Friday, May 3, 2013

Love that Loves Us




            What is this love that loves us?
            That’s the question of Terrance Malick’s extraordinary and extraordinarily ethereal new film, “To the Wonder.”
            Marina, the main character and narrator, asks, “What is this love that loves us . . . that comes from nowhere, from all around?” But it’s really Malick’s film that is asking this question—and more than asking. Answering.
            “To the Wonder” is an exploration, a celebration, a tribute to the wonder of love.
            And love is a wonder. A mystery. A grace. A gift.

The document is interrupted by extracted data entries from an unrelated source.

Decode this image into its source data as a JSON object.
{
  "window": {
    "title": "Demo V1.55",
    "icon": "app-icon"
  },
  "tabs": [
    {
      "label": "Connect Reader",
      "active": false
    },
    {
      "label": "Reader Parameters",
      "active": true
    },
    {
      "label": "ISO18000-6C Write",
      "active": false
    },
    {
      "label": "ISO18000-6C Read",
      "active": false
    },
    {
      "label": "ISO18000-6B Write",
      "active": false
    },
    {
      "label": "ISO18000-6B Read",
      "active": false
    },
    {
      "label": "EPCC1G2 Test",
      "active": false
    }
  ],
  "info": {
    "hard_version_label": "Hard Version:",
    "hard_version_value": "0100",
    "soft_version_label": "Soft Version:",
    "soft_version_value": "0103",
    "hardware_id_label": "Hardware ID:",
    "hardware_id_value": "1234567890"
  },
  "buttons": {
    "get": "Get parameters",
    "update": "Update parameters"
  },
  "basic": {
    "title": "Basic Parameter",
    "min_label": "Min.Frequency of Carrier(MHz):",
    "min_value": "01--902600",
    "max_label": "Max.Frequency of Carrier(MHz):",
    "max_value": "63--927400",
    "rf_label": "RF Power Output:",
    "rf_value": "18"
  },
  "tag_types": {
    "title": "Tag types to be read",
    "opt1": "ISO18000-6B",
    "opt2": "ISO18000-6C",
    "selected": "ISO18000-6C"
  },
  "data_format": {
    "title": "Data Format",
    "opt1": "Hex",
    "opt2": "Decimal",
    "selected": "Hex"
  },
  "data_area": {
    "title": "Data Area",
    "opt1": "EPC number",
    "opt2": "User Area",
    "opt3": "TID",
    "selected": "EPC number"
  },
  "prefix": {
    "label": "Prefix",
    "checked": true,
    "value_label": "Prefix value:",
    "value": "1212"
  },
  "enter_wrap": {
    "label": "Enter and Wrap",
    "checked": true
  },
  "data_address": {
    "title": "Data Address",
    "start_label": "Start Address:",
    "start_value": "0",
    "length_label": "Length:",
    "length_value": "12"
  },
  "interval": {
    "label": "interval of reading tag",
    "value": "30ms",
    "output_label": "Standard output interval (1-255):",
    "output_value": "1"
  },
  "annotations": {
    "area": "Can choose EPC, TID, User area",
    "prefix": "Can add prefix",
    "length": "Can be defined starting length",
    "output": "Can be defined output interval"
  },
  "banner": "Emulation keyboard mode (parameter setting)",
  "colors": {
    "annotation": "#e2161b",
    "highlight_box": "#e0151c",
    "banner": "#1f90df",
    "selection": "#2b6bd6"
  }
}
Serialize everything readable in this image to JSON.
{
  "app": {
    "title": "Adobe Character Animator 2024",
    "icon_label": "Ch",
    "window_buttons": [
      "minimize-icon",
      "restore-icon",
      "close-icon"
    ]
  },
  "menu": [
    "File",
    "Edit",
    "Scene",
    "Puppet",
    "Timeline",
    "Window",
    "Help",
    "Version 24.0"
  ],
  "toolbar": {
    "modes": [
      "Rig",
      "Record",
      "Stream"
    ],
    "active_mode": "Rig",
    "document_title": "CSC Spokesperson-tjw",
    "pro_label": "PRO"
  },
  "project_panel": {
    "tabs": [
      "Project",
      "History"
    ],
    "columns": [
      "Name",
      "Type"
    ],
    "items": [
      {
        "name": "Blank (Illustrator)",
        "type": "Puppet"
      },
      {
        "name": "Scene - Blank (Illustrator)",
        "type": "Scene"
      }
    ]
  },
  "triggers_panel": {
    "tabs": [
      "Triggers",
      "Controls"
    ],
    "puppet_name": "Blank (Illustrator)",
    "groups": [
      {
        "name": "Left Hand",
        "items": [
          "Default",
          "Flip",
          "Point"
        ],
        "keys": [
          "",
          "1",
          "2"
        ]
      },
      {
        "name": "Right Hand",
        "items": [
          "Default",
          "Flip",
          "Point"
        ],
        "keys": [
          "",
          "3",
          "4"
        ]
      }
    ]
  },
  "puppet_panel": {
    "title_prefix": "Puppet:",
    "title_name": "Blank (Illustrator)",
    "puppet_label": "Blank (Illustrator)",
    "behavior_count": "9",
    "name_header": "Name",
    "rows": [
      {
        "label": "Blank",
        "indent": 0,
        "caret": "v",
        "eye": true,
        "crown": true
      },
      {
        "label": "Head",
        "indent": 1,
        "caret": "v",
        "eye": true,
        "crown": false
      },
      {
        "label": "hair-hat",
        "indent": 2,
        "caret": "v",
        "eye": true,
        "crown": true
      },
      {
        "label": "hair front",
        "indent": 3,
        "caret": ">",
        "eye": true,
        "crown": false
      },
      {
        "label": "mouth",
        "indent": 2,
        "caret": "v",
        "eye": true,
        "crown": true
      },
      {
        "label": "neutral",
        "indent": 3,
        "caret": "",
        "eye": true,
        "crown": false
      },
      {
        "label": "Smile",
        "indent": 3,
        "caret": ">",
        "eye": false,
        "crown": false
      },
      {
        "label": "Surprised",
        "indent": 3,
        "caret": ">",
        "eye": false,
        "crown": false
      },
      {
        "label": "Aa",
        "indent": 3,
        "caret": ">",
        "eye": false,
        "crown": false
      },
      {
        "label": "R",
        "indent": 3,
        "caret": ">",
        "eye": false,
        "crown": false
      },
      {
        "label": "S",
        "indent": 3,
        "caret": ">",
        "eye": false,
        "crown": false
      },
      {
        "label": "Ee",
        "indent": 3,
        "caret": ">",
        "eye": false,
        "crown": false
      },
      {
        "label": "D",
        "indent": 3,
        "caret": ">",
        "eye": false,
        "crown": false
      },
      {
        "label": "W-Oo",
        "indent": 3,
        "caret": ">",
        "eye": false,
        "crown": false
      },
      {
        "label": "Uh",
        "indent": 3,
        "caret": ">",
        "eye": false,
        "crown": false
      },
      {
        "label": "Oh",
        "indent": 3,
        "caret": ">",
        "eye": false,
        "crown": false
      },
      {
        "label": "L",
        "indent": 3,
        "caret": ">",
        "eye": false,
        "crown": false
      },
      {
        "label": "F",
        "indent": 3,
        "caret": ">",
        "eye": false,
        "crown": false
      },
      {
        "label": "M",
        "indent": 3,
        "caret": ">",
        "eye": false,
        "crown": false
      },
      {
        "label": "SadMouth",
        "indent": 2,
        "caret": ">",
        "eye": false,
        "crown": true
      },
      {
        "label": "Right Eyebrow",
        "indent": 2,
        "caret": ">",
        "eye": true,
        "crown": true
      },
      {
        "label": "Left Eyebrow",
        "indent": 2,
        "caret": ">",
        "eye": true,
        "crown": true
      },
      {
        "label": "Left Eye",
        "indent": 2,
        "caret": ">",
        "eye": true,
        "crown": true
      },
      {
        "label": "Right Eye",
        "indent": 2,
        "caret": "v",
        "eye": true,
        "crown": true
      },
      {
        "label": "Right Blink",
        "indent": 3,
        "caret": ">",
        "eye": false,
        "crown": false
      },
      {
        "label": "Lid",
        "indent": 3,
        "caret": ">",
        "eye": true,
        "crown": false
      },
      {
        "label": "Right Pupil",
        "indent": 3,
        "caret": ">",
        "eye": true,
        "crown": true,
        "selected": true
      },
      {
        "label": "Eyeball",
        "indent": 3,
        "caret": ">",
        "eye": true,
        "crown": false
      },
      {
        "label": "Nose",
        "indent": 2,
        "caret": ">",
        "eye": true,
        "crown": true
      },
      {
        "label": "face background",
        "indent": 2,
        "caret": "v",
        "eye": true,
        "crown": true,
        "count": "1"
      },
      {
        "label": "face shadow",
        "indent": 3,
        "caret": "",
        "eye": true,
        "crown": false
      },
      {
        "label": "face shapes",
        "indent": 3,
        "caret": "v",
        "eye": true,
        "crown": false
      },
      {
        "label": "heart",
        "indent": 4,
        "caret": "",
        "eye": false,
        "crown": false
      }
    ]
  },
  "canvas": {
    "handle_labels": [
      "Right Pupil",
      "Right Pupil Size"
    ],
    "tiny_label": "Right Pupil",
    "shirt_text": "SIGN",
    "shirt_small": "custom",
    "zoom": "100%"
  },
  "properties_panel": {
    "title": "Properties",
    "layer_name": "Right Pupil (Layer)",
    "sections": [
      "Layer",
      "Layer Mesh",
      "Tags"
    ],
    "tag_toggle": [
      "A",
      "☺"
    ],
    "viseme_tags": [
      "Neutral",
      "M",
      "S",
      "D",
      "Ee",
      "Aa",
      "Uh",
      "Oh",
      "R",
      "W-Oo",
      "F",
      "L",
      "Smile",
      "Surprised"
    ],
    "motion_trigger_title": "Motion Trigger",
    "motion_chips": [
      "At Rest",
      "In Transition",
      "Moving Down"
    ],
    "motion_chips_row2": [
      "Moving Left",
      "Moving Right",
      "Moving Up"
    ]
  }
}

            The lost and lonely priest of the film says, “Love is not just a feeling. Love is a duty.”
            “To the Wonder” boldly and lyrically explores the complexities of love in all its forms. Parisian single mother Marina (Olga Kurylenko) and Midwestern tourist Neil (Ben Affleck) fall madly in love in France and relocate to Oklahoma with Marina’s young daughter to start a life together. As their relationship wanes and her visa nears expiration, Marina makes the acquaintance of a priest and fellow exile (Javier Bardem) who is struggling with his faith, while Neil renews a relationship with his childhood sweetheart, Jane (Rachel McAdams).

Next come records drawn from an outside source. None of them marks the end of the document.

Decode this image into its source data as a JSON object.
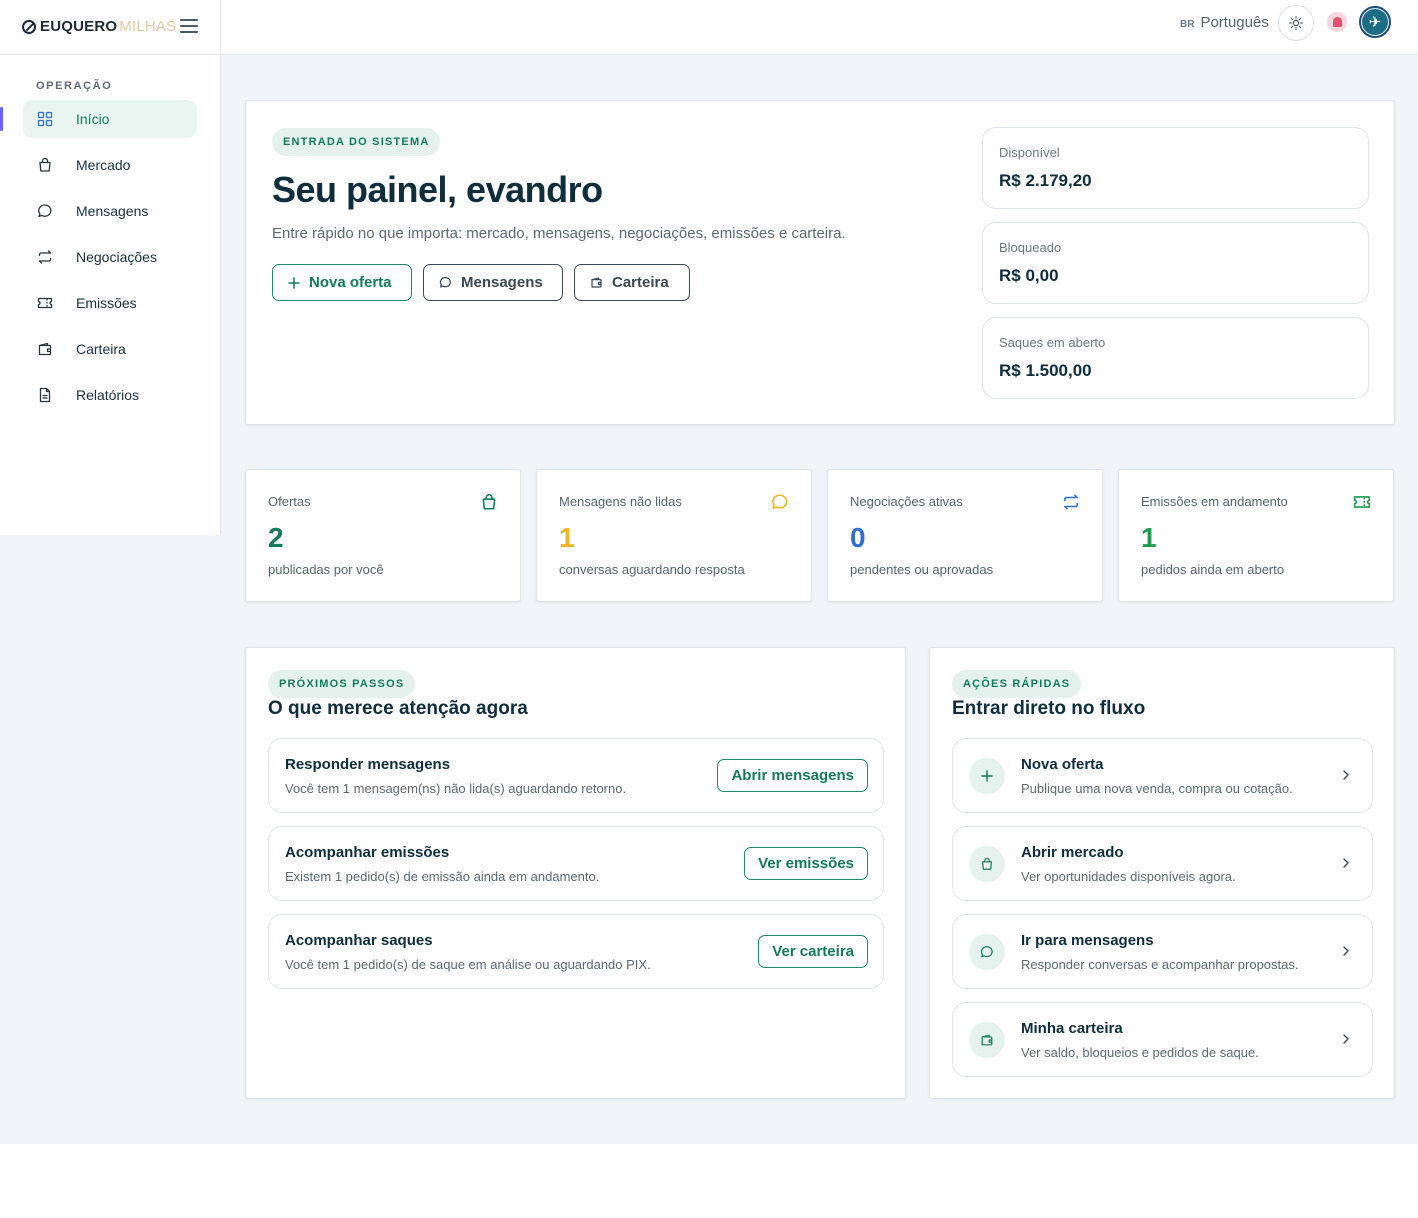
{
  "header": {
    "brand_bold": "EUQUERO",
    "brand_light": "MILHAS",
    "lang_flag": "BR",
    "lang_name": "Português"
  },
  "sidebar": {
    "section": "OPERAÇÃO",
    "items": [
      {
        "label": "Início",
        "icon": "grid-icon"
      },
      {
        "label": "Mercado",
        "icon": "shopping-bag-icon"
      },
      {
        "label": "Mensagens",
        "icon": "chat-icon"
      },
      {
        "label": "Negociações",
        "icon": "exchange-icon"
      },
      {
        "label": "Emissões",
        "icon": "ticket-icon"
      },
      {
        "label": "Carteira",
        "icon": "wallet-icon"
      },
      {
        "label": "Relatórios",
        "icon": "document-icon"
      }
    ]
  },
  "hero": {
    "pill": "ENTRADA DO SISTEMA",
    "title": "Seu painel, evandro",
    "subtitle": "Entre rápido no que importa: mercado, mensagens, negociações, emissões e carteira.",
    "buttons": {
      "new_offer": "Nova oferta",
      "messages": "Mensagens",
      "wallet": "Carteira"
    },
    "balances": [
      {
        "label": "Disponível",
        "value": "R$ 2.179,20"
      },
      {
        "label": "Bloqueado",
        "value": "R$ 0,00"
      },
      {
        "label": "Saques em aberto",
        "value": "R$ 1.500,00"
      }
    ]
  },
  "stats": [
    {
      "label": "Ofertas",
      "value": "2",
      "desc": "publicadas por você",
      "color": "#157a5c",
      "icon": "shopping-bag-icon"
    },
    {
      "label": "Mensagens não lidas",
      "value": "1",
      "desc": "conversas aguardando resposta",
      "color": "#f0b429",
      "icon": "chat-icon"
    },
    {
      "label": "Negociações ativas",
      "value": "0",
      "desc": "pendentes ou aprovadas",
      "color": "#2f6fd1",
      "icon": "exchange-icon"
    },
    {
      "label": "Emissões em andamento",
      "value": "1",
      "desc": "pedidos ainda em aberto",
      "color": "#1f9a4f",
      "icon": "ticket-icon"
    }
  ],
  "next_steps": {
    "pill": "PRÓXIMOS PASSOS",
    "title": "O que merece atenção agora",
    "items": [
      {
        "title": "Responder mensagens",
        "desc": "Você tem 1 mensagem(ns) não lida(s) aguardando retorno.",
        "button": "Abrir mensagens"
      },
      {
        "title": "Acompanhar emissões",
        "desc": "Existem 1 pedido(s) de emissão ainda em andamento.",
        "button": "Ver emissões"
      },
      {
        "title": "Acompanhar saques",
        "desc": "Você tem 1 pedido(s) de saque em análise ou aguardando PIX.",
        "button": "Ver carteira"
      }
    ]
  },
  "quick_actions": {
    "pill": "AÇÕES RÁPIDAS",
    "title": "Entrar direto no fluxo",
    "items": [
      {
        "title": "Nova oferta",
        "desc": "Publique uma nova venda, compra ou cotação.",
        "icon": "plus-icon"
      },
      {
        "title": "Abrir mercado",
        "desc": "Ver oportunidades disponíveis agora.",
        "icon": "shopping-bag-icon"
      },
      {
        "title": "Ir para mensagens",
        "desc": "Responder conversas e acompanhar propostas.",
        "icon": "chat-icon"
      },
      {
        "title": "Minha carteira",
        "desc": "Ver saldo, bloqueios e pedidos de saque.",
        "icon": "wallet-icon"
      }
    ]
  }
}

            “To the Wonder” is more a meditation than a movie. It has next to no narrative. Very little dialog. Precious few scenes. Unlike traditional story, but very much like life and love, it has no discernible beginning, middle, and end. Except, of course, the beginning of being born and born again in loving and being loved. “Newborn,” Marina says. “I open my eyes. I melt . . . into the eternal light. A spark . . . I fall into the flame.”
             “To the Wonder” captures the dreamlike state of love, of faith, of spirituality, of life itself when lived ecstatically.     “In love two are one,” Marina says. This is the belonging we all long for, the connection we crave, the unity some part of us remembers and knows we’re meant for.

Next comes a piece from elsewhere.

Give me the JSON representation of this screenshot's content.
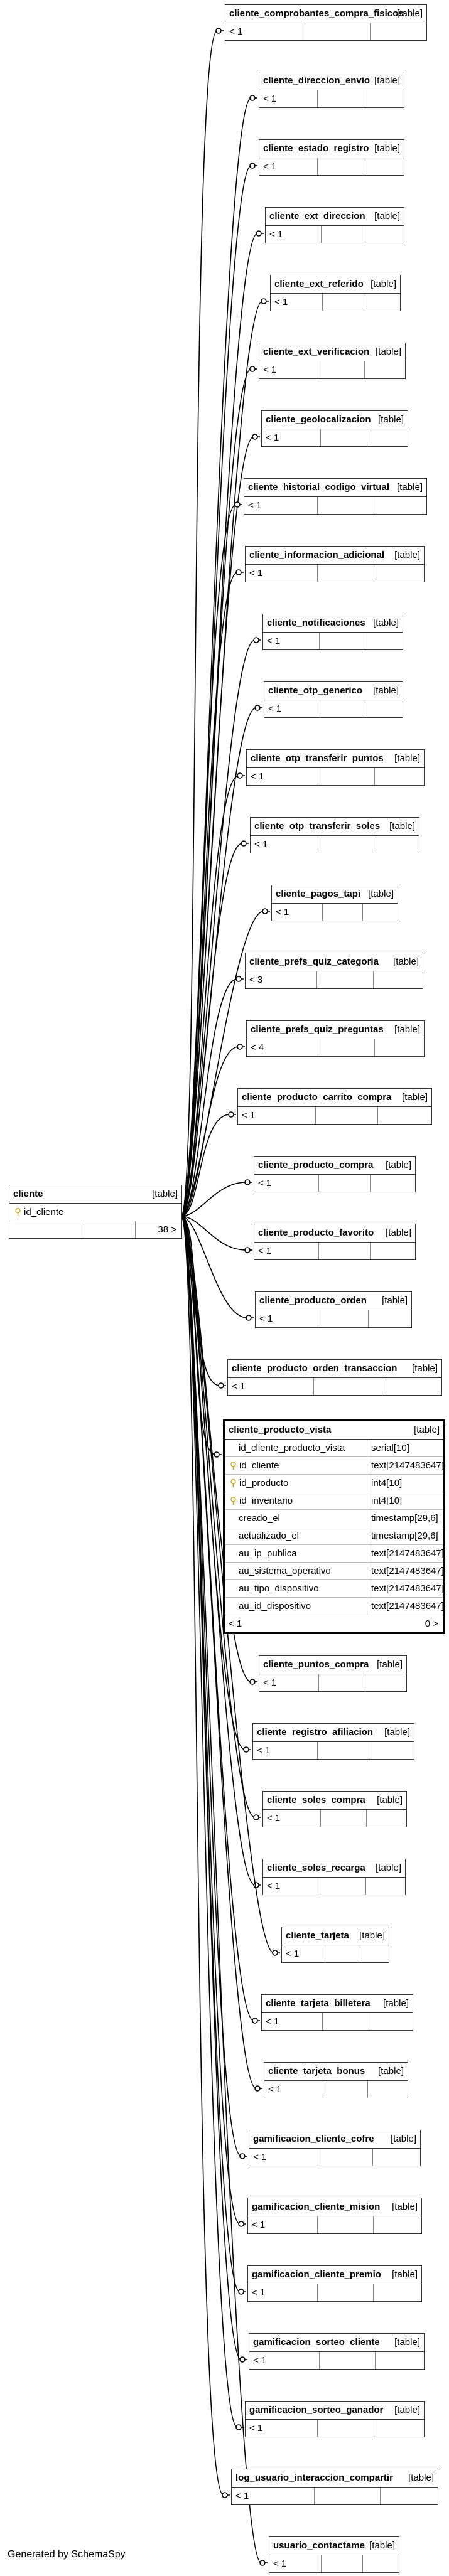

            Malick’s dream is told mostly in images with very few words. Here love is a look, a gesture, a touch, and we (through Malick’s camera) are right beside the lovers, at their side, not so much voyeurs as witnesses, nearly participants.
            But why does Marina keep looking over her shoulder? What’s she looking at? For?
            Think about how our all too unreliable memories work. We think in pictures. We remember mostly in images and a smattering of words spoken in ecstasy or anger.
            “To the Wonder” is nearly a silent film and the silence shows the wordlessness of love and joining, the union that transcends verbalization, but it also shows the other kind of silence, the kind which allows for projection and misunderstanding and that which is ultimately isolating.
            In Mass the priest exhorts his parishioners to “Awaken the love, the divine presence that is in every man and woman.” Malick’s deeply, profoundly spiritual film does the same.
            In one of his many (or is it just one) profound homilies, the priest says, “To commit yourself is to run the risk of failure, the risk of betrayal, but the man who makes a mistake can repent.” And Malick’s lovers do just that—fail and betray in big and small ways like all lovers do. The priest no less than Marina and Neil.
            But love survives. And transforms.
            “You fear your love has died,” the priest says. “It is perhaps waiting to be transformed into something higher.”
            We fail love. Love doesn’t fail us.
            And so for his final words on the subject, his benediction if you will, Malick has Marina utter this simple sacred prayer, “Love that loves us. Thank you.”